MATRIX/1, FILE = myfile.mtx, NAME = GENSTIFF
MATRIX/2, FILE = myfile.mtx, NAME = INVAR1
MATRIX/3, FILE = myfile.mtx, NAME = INVAR2
MATRIX/4, FILE = myfile.mtx, NAME = INVAR3
MATRIX/5, FILE = myfile.mtx, NAME = INVAR4
MATRIX/6, FILE = myfile.mtx, NAME = INVAR5
MATRIX/7, FILE = myfile.mtx, NAME = INVAR6
MATRIX/8, FILE = myfile.mtx, NAME = INVAR7
MATRIX/9, FILE = myfile.mtx, NAME = INVAR8
MATRIX/10, FILE = myfile.mtx, NAME = INVAR9
MATRIX/11, FILE = myfile.mtx, NAME = T_MODE
MATRIX/12, FILE = myfile.mtx, NAME = R_MODE
MATRIX/13, FILE = myfile.mtx, NAME = SELNOD
MATRIX/14, FILE = myfile.mtx, NAME = SELMOD
!
UNITS/
, FORCE = NEWTON
, MASS = KILOGRAM
, LENGTH = METER
, TIME = SECOND
!
END
Creating the FLEX_BODY Statement
The FLEX_BODY statement includes information on a flexible body and its associated matrix file.You must have a FLEX_BODY statement in your dataset. The FLEX_BODY statement also must include a MATRICES argument, damping ratio, and invariants. The MATRICES argument identifies the MATRIX statements in your dataset. For flexible bodies, you always have 14 MATRIX statements, and, therefore, 14 parameters to the MATRICES argument.
Notes: | Including a very high frequency mode in a flexible body analysis poses a challenge to the Adams integrators. This is because the excitation of this mode, at any frequency, can lead to numerical excitation of the mode at its high resonance frequency. While the Adams integrators are capable of tracking this response, this is rarely the analyst's intention and simulation times become unacceptable. You can control this behavior by carefully applying modal damping on a mode-by-mode basis. The CRATIO argument on the FLEX_BODY statement accepts an expression (rather than a SCALAR as in 8.2) and should be used in one of the following ways: ■Default damping is used when you omit the CRATIO argument. The default damping is 1% of critical damping for all modes with a natural frequency below 100, 10% for modes under 1000, and 100% for all modes over 1000. ■To give the same damping ratio to all modes, set CRATIO to a scalar value between 0 and 1. Recall that CRATIO is a ratio of critical damping. To turn off default damping, set CRATIO=0 for zero damping (this was the 8.2 default). Note that since CRATIO is now an expression, it must be followed by a backslash (\) except when it is the last keyword on the statement. ■To vary the damping based on individual modes or run-time results, you can set CRATIO equal to an Adams Solver function expression. In particular, you can use the function expressions FXFREQ and FXMODE to apply different damping levels to different modes. ■To control the modal damping of individual modes using a user-written subroutine, use CRATIO=USER(...). Adams Solver obtains the damping ratios for the selected modes through a call to the DMPSUB subroutine. |
Creating MARKER Statements
You use the MARKER statement to create a marker at every node location where you want to create an attachment. The node IDs that you use in the MARKER statement to define a location must match those in the SELNOD section of the matrix file.
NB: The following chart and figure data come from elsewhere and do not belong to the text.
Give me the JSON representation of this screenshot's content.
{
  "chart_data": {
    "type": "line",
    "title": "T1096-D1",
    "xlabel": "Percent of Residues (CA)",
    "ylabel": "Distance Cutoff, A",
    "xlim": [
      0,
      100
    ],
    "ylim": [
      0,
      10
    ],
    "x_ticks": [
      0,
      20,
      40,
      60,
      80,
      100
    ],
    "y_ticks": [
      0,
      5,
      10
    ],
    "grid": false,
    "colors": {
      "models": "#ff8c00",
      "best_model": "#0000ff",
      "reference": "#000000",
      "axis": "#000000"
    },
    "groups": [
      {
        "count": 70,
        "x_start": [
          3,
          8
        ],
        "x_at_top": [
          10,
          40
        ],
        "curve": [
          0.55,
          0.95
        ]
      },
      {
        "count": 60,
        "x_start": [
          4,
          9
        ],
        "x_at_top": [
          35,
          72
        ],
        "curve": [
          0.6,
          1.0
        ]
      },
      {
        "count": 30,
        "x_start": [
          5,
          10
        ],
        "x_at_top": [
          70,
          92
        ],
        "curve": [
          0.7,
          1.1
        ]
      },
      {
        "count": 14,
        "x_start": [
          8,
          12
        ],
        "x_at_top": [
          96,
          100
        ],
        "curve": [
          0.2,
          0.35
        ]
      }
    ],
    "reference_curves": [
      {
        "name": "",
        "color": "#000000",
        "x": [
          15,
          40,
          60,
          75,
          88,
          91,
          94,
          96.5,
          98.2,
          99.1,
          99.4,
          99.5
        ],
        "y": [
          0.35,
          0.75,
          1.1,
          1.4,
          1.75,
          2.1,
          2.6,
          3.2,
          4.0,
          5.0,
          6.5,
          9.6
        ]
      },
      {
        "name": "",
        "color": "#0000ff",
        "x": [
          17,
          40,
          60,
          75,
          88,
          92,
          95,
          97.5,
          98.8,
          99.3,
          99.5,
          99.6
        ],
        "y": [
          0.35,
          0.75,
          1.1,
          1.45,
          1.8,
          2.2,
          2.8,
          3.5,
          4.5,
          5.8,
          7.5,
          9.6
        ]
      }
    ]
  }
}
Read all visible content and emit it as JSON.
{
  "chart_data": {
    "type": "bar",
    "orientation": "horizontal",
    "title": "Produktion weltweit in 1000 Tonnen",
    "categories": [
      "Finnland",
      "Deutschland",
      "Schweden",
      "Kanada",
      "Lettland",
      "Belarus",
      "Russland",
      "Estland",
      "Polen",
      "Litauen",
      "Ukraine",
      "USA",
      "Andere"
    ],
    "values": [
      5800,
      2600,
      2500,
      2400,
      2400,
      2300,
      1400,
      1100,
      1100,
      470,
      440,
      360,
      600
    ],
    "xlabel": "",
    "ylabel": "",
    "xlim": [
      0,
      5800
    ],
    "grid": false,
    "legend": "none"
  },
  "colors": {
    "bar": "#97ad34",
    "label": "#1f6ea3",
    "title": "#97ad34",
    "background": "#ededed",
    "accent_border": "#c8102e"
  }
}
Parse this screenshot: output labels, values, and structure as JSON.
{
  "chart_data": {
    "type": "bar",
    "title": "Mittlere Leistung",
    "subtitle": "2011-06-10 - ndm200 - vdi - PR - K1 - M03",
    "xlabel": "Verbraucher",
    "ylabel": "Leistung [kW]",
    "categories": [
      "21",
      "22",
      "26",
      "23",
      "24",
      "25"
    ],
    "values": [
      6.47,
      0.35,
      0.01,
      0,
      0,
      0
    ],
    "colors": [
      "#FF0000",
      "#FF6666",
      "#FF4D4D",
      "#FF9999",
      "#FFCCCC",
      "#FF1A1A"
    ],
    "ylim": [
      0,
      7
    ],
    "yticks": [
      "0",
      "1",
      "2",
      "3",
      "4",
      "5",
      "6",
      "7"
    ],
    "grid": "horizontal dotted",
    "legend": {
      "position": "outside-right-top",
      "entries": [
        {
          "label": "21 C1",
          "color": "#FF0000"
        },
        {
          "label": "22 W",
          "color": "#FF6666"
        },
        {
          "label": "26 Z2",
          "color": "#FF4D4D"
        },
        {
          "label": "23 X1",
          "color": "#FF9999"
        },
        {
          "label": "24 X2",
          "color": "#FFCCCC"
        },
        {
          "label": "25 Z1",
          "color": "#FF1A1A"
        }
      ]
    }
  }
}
■For information on the matrix file, see Creating Matrix Files.
■For information on placing markers at locations where no nodes exist, see the Adding Markers to Flexible Bodies.
Creating the MATRIX Statement
You need a MATRIX statement for each of the 14 matrixes in the matrix file. The format of the MATRIX statement for a flexible body is:
MATRIX/n FILE = myfile.mtx, NAME = string
The arguments are:
■n, which maps to a number in the MATRICES argument in the FLEX_BODY statement.
■FILE=, which is the name of the matrix file.
■NAME=, which specifies the name of a matrix in the file that FILE identifies (for example, GENSTIFF).